Na prisão, mesmo diante da tensão e dos intermináveis interrogatórios, não perdeu a serenidade. Animava os outros presos e, em certas ocasiões, celebrava missa entre eles com os objetos que tinham, de modo que a Palavra de Deus os motivasse a persistir em suas convicções.

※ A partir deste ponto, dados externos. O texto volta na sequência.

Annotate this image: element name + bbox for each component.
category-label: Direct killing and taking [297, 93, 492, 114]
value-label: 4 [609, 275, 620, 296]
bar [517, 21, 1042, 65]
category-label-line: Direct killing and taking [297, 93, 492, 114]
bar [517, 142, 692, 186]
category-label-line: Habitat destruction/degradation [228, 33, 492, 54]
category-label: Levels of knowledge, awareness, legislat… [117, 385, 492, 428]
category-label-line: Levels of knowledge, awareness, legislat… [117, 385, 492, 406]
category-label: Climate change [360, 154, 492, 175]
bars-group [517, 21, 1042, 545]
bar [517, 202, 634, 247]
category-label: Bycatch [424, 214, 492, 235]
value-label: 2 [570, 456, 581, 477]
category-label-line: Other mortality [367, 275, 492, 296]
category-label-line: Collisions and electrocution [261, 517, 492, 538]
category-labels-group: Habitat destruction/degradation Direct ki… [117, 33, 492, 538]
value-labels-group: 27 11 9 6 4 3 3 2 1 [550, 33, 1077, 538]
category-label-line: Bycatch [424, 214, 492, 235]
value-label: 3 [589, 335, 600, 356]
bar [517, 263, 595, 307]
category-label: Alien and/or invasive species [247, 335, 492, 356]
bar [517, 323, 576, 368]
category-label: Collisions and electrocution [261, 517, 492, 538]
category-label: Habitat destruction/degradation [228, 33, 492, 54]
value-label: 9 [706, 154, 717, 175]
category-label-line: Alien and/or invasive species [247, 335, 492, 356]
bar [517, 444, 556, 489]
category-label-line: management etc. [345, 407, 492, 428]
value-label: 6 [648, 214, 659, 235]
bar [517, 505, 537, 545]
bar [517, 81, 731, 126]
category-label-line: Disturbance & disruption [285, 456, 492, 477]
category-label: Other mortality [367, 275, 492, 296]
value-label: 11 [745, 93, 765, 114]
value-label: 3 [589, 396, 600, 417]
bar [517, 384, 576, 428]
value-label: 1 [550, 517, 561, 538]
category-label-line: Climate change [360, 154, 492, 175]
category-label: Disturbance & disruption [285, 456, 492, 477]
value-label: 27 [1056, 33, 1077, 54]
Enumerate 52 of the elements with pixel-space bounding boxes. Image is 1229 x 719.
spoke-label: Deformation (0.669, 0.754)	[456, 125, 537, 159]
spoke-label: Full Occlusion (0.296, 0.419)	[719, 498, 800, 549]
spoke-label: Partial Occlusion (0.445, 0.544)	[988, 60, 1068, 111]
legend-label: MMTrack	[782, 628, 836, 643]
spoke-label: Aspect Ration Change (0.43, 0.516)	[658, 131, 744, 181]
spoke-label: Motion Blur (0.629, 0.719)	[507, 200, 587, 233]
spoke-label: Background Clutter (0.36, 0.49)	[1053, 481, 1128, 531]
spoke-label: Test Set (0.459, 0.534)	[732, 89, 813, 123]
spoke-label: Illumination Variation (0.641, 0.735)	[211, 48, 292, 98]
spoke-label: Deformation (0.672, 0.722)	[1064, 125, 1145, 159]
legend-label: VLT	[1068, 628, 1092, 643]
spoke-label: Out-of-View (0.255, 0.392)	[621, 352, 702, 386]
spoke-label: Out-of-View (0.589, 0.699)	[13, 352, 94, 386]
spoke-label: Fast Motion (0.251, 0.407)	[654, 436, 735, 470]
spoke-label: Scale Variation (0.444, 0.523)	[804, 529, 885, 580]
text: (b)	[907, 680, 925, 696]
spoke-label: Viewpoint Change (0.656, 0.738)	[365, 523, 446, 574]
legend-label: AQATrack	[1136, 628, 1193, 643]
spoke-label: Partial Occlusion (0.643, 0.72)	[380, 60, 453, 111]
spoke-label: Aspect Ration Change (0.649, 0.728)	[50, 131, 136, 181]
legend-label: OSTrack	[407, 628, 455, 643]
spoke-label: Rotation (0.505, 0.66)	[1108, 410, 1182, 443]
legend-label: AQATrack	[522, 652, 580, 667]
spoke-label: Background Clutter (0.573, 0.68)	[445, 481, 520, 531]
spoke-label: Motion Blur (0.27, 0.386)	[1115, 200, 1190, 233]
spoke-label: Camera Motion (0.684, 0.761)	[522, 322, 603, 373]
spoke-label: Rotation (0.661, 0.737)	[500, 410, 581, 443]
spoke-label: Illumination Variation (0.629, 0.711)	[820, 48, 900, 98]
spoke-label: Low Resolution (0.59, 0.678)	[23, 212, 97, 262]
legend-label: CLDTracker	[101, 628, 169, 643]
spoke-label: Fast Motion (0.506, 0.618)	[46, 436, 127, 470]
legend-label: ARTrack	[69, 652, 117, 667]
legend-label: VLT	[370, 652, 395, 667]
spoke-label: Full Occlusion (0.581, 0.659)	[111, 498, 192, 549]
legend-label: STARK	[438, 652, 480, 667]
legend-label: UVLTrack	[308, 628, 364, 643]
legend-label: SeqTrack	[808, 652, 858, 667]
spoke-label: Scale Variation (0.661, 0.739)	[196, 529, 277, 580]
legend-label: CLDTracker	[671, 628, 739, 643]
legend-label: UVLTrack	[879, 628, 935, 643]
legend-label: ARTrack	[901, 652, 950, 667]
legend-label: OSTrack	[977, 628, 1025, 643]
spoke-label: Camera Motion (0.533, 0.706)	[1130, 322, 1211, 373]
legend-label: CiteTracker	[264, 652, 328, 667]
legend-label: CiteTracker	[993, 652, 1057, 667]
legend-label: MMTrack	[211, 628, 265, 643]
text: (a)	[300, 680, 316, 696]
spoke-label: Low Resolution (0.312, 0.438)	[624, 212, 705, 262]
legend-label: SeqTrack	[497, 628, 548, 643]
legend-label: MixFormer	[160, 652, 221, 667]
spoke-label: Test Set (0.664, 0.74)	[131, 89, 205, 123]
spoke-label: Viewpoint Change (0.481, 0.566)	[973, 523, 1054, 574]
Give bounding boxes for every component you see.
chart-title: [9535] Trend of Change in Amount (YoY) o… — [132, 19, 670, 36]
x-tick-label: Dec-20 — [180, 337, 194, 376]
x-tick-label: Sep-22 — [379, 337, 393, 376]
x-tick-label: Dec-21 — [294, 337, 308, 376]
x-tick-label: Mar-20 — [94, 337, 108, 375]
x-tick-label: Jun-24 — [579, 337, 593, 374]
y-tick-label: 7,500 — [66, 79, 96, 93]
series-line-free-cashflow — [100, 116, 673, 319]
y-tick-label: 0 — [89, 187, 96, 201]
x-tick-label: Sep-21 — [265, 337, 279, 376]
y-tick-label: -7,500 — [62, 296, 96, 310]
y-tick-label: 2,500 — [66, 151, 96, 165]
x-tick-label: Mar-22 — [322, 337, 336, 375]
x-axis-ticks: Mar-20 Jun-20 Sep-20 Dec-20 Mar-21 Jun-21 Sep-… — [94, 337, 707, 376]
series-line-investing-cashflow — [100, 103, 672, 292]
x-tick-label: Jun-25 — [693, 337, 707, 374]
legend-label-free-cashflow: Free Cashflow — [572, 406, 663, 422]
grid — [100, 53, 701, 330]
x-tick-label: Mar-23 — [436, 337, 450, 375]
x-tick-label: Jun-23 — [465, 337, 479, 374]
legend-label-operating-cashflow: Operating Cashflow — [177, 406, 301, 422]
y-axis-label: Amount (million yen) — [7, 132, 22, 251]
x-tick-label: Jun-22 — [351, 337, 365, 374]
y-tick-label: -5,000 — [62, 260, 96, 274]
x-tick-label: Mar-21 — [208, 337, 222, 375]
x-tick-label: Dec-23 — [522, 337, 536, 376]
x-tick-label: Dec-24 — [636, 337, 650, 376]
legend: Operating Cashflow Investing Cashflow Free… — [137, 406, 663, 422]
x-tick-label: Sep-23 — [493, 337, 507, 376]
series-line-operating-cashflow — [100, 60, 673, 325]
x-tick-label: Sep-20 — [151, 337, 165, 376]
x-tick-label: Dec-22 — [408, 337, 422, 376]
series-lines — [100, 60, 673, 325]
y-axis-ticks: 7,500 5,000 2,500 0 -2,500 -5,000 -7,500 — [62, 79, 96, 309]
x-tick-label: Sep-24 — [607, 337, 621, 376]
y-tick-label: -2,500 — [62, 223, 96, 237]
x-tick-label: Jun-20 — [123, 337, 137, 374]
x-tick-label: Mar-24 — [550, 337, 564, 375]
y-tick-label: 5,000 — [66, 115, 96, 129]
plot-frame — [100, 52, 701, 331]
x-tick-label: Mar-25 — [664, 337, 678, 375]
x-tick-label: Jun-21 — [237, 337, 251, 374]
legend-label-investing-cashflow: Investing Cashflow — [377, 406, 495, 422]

No ano de 1975, ordenado bispo-auxiliar de Dom José Maria Pires, foi atuar na área pastoral de Guarabira, com a finalidade de que, em breve, seria transformada em diocese, o que realmente aconteceu em 1980, sendo nomeado seu primeiro bispo, cuja posse se deu no ano seguinte, onde permaneceu até sua ascensão a arcebispo metropolitano da Paraíba, com a renúncia de Dom José Maria Pires.
Nas terras do Brejo
Ao chegar à Paraíba, como bispo-auxiliar de Dom José Maria Pires, deparou-se com um quadro aterrador, principalmente no campo, onde as fontes de trabalho se reduziam devido a um programa governamental de estímulo à pecuária. A mão de obra nos engenhos, que vivia sistema de semiescravidão, tornou-se ainda mais escassa, levando famílias às pontas das ruas. O modo usado pelos donos das terras para se livrar desses trabalhadores era espúrio e deprimente. Nada o intimidou. Sentia a manifestação de fé nas pessoas. Tratou bem os governantes e ricaços, mas sem sujeição. A mão que os cumprimentava era a mesma que erguia na defesa dos oprimidos.
Costumava dizer que, ao chegar à Paraíba, encontrou o “povo crucificado” e era forte a presença da “civilização da pobreza”.
Bispo que ouvia com benevolência e carinho os irmãos que dele se aproximavam. Era como se Jesus falasse com ele na pessoa do irmão sofrido.
Padre forjado nos gestos de Dom Helder Câmara, encantado pela beleza do Evangelho e afinado com as pessoas no convívio da comunidade de fé, Dom Marcelo decidiu recriar entre os homens uma nova Arca da Aliança, porque não se recusou a enfrentar a opressão, mesmo com o sacrifício da liberdade e da vida.
Sua chegada e permanência em Guarabira foi passo decisivo para fomentar a conscientização política e social da população da região, pois reanimou a todos com sua palavra. Apoiou grupos de trabalho que encontrou e os que surgiram, tais como as Comunidades Eclesiais de Base (CEBs), Comissão Pastoral da Terra (CPT), Centro de Orientação dos Direitos Humanos (CODM), Serviço de Educação Popular (SEDUP), Programa Comunitário de Educação Popular (PROCEP), Associação das Viúvas, inclusive aquelas cujos maridos foram assassinados durante a repressão policial, Pastoral da Juventude do Meio Popular (PJMP), Movimento de Adolescentes e Crianças (MAC), Fraternidade Cristã dos Docentes e Deficientes (FCD), movimentos como Encontro de Casais com Cristo, Renovação Carismática, Focolare e vários outros grupos pastorais que ajudaram a organizar o povo. Tudo era novidade na região onde atuava.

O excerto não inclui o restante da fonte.